If in fact the graduate student saw rape, then he (Mr. Linder and I agree) had both a moral and a legal obligation to intervene, as well as to report it to the police. At which point, McQueary’s boss – and his boss’s boss, and so on up the line – all had an obligation to report this disgusting and despicable conduct. If they did not, they should (after due process) be thrown in jail.
So if this story is true, why didn’t the graduate either intervene or call the police? And why did the coaching staff and the administration, having (in this version of the narrative) heard a clear report of child rape, not call the police to investigate?
People offer several possible explanations for McQueary’s failure to act, each an indictment of his moral character. It has been suggested that perhaps the graduate student was so cowed by the Paterno mystique that he was unable to bring himself to accuse one of Paterno’s gang. Or that perhaps he was a moral coward. Or perhaps he was afraid of the perpetrator.
But I would like to suggest another explanation. Perhaps what McQueary saw is what most eyewitnesses see: incomplete facts, partial evidence, suspicious but unclear patterns of behavior. That he later testified that he saw clearly identifiable conduct (“rape”) is typical of human beings in general: we weave the patterns together after the fact into a coherent (and sometimes mistaken) explanation. So if he saw conduct that was unclear-but-suspicious, that explains why his report to his boss (and his boss’ report to his boss) were less than a full report of rape.
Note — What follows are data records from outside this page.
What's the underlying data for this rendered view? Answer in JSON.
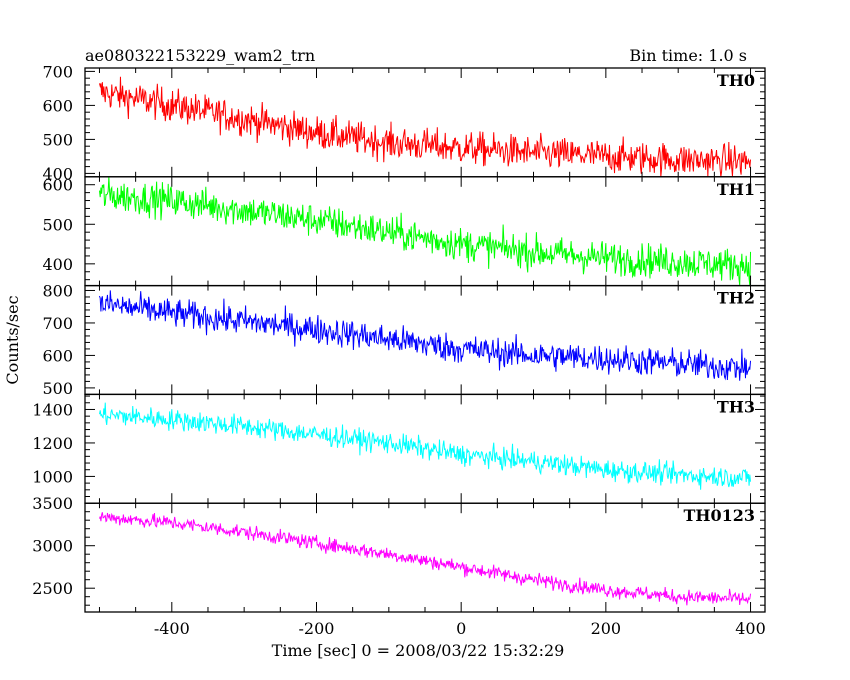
{
  "chart_data": {
    "type": "line",
    "title": "ae080322153229_wam2_trn",
    "subtitle": "Bin time: 1.0 s",
    "xlabel": "Time [sec] 0 = 2008/03/22 15:32:29",
    "ylabel": "Counts/sec",
    "xlim": [
      -520,
      420
    ],
    "x_ticks": [
      -400,
      -200,
      0,
      200,
      400
    ],
    "x_range": [
      -500,
      400
    ],
    "grid": false,
    "panels": [
      {
        "name": "TH0",
        "color": "#ff0000",
        "ylim": [
          390,
          710
        ],
        "y_ticks": [
          400,
          500,
          600,
          700
        ],
        "trend": [
          640,
          600,
          560,
          520,
          490,
          475,
          460,
          450,
          440,
          435
        ],
        "noise": 35
      },
      {
        "name": "TH1",
        "color": "#00ff00",
        "ylim": [
          345,
          620
        ],
        "y_ticks": [
          400,
          500,
          600
        ],
        "trend": [
          575,
          560,
          535,
          510,
          480,
          450,
          430,
          415,
          405,
          395
        ],
        "noise": 30
      },
      {
        "name": "TH2",
        "color": "#0000ff",
        "ylim": [
          480,
          815
        ],
        "y_ticks": [
          500,
          600,
          700,
          800
        ],
        "trend": [
          760,
          730,
          705,
          680,
          650,
          620,
          600,
          590,
          575,
          560
        ],
        "noise": 32
      },
      {
        "name": "TH3",
        "color": "#00ffff",
        "ylim": [
          840,
          1490
        ],
        "y_ticks": [
          1000,
          1200,
          1400
        ],
        "trend": [
          1370,
          1340,
          1300,
          1250,
          1200,
          1130,
          1090,
          1040,
          1010,
          990
        ],
        "noise": 45
      },
      {
        "name": "TH0123",
        "color": "#ff00ff",
        "ylim": [
          2220,
          3500
        ],
        "y_ticks": [
          2500,
          3000,
          3500
        ],
        "trend": [
          3340,
          3270,
          3160,
          3030,
          2900,
          2750,
          2600,
          2480,
          2400,
          2370
        ],
        "noise": 60
      }
    ]
  }
}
There are other possible explanations. The administration claims that they didn’t act on child rape because neither McQueary nor the coaching staff ever told them of a rape—only that he saw something upset him. For his part, McQueary now claims that he stopped the assault, and talked with police. We lawyers hear these as self-serving exculpatory statements. Are they true? We can’t know.
I’ve been working in the justice system for 30 years. I’ve prosecuted criminals and I’ve defended them. I’m as jaded about human nature as only a person who works in the justice system can be. But I find it inconceivable that any human being, witnessing what is clearly and unambiguously rape, would fail to at least verbally challenge the conduct (“Hey! What’s going on in there?”) – if not physically intervene. Add the fact that the victim was a 10-year-old boy makes it even more unlikely that a witness to a rape would walk away. Add all of these aggravating factors together – the homosexual rape of a child by an adult – it is beyond our experience that an eyewitness would not physically intervene.
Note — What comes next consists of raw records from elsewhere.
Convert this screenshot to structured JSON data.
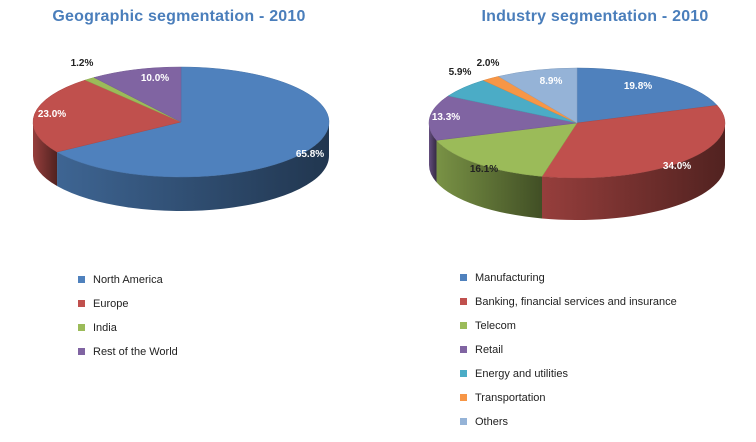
{
  "chart_data": [
    {
      "type": "pie",
      "title": "Geographic segmentation - 2010",
      "labels": [
        "North America",
        "Europe",
        "India",
        "Rest of the World"
      ],
      "values": [
        65.8,
        23.0,
        1.2,
        10.0
      ],
      "value_labels": [
        "65.8%",
        "23.0%",
        "1.2%",
        "10.0%"
      ],
      "colors": [
        "#4f81bd",
        "#c0504d",
        "#9bbb59",
        "#8064a2"
      ],
      "legend_position": "bottom"
    },
    {
      "type": "pie",
      "title": "Industry segmentation - 2010",
      "labels": [
        "Manufacturing",
        "Banking, financial services and insurance",
        "Telecom",
        "Retail",
        "Energy and utilities",
        "Transportation",
        "Others"
      ],
      "values": [
        19.8,
        34.0,
        16.1,
        13.3,
        5.9,
        2.0,
        8.9
      ],
      "value_labels": [
        "19.8%",
        "34.0%",
        "16.1%",
        "13.3%",
        "5.9%",
        "2.0%",
        "8.9%"
      ],
      "colors": [
        "#4f81bd",
        "#c0504d",
        "#9bbb59",
        "#8064a2",
        "#4bacc6",
        "#f79646",
        "#95b3d7"
      ],
      "legend_position": "bottom"
    }
  ]
}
As Occam’s razor and Sherlock Holmes and the Talmud, too, instruct us: The simplest and most likely explanation of human behavior is usually the correct one. At least, it’s the place we start until we know more facts. That simple explanation here is that McQueary did not intervene because he did not clearly see a sexual assault — or, as he now claims, that the initial stories of his conduct were wrong and that he did, in fact, intervene.
None of us knows what happened. We all have our suspicions about who did what to whom, and who did not do enough. But Mr. Linder and I agree on this, too: The Torah demands more of us than prejudgment. It demands that we not judge the moral conduct of the actors without knowing what the actors actually saw and what they actually did. Let’s douse the torches and put down the pitchforks until then.